For those of you who may not know, I am also a high school English teacher. This past summer our department asked rising seniors to read Siddhartha by Herman Hesse. I’ve read and taught the book before, many years ago, so I saddled up my sunscreen, flip flops, and my trusted copy of Siddhartha not expecting to be any further enlightened (pun intended) than I was the last time I read it. I was wrong and as an English teacher, I should have known better.
Ultimately, Siddhartha learns the path to enlightenment is one that cannot be taught and it cannot be bought, it must be achieved through spiritual fulfillment – what I now recognized and understood as abundance. With each passing year, month, even moment, we gain insight and experience – if we allow ourselves to be open to gratitude, learn from what was, not focus on what will be, but be at peace with what is.
Abundance, as I have come to understand it, is a richness that cannot be acquired by money, success, or fame. It’s found in waking up and watching the rising sun, tucking your kids into bed, walking with your dog, doing acts of kindness simply because it’s kind.
On a stringent path to discover true abundance, I questioned whether the appreciation and admiration of others would detract from our own abundance. As all quality ethics questions do, it comes down to sense-of-self. When it comes to “doing good,” the power of the goodness lies in intent. If someone happens to appreciate or admire your good traits and kind acts that stemmed from absolutely no desire to ingratiate others, this is abundance. Your drive to better your surrounding world must simply be to better the world for its own sake.
Abundance, first, comes in prioritizing. In the book Seven Habits of Highly Effective People* by Steven Covey, he states: “We must have the discipline to prioritize our day-to-day actions based on what is most important, not what is most urgent.” While the most urgent duties of our life include necessary responsibilities which should not be dismissed, abundance is about looking at life for the big picture – your credit cards will not cry at your funeral because you paid more than the minimum every month, but the people (and animals) you’ve truly invested your time in will. Vis-a-vis, abundance stems from the love we put into the world.
Each moment of every day is an opportunity to add to your “bank” of abundance. Appreciating the perfect cup of coffee, enjoying music, even stopping to be thankful that you have the metacognition to be aware of your gratitude all leads to a life of abundance. It’s about appreciating the small steps.
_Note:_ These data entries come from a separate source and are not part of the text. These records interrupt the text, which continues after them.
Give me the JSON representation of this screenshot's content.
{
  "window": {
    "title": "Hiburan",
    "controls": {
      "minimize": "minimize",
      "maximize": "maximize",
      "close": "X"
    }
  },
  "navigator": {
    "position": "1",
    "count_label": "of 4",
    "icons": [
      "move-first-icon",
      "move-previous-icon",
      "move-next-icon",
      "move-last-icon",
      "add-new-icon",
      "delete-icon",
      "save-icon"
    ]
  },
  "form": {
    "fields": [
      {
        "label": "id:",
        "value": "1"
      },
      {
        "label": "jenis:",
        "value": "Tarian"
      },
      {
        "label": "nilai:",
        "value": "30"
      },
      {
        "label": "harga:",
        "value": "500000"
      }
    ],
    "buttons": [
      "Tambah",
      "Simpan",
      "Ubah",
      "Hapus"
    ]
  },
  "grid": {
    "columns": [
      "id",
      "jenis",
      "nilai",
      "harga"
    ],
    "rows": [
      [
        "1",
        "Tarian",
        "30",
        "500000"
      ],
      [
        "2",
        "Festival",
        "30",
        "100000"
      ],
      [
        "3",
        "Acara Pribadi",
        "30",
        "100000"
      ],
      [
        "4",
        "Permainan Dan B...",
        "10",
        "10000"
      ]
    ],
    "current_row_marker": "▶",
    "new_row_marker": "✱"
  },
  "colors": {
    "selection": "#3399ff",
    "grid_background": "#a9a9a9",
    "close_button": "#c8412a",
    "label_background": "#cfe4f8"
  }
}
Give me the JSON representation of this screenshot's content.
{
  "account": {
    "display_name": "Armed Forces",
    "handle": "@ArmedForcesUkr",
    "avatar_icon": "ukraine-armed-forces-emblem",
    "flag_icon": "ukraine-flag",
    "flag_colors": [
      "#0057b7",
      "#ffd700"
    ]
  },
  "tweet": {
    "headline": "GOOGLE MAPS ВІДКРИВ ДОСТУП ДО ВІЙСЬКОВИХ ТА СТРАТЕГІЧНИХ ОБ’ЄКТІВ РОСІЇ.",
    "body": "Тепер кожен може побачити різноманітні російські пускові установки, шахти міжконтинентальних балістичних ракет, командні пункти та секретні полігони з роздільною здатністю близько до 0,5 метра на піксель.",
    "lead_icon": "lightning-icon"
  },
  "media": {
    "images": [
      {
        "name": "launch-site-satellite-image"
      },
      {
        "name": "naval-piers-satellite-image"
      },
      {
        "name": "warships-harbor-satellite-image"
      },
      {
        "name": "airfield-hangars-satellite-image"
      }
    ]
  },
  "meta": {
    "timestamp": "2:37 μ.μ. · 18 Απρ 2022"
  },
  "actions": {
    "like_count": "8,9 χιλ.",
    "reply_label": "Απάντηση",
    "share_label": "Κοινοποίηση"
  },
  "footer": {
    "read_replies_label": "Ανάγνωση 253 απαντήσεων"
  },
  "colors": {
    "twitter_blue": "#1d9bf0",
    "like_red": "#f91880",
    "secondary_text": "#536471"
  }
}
Today, I got a call-back from BonTon retailers about their interest in carrying our candles and soaps. It’s just a call-back, but taking a moment to feel proud of this accomplishment for a small business, however small of an accomplishment it may be, is abundance. It’s one small step in a positive direction.
Fill each moment of your life with positive, small changes to gain abundance. Take the time to appreciate the positives. Be mindful of each of your actions – towards others and towards yourself. Feel gratitude. Feel forgiveness, especially for yourself.
When you find peace, you find abundance.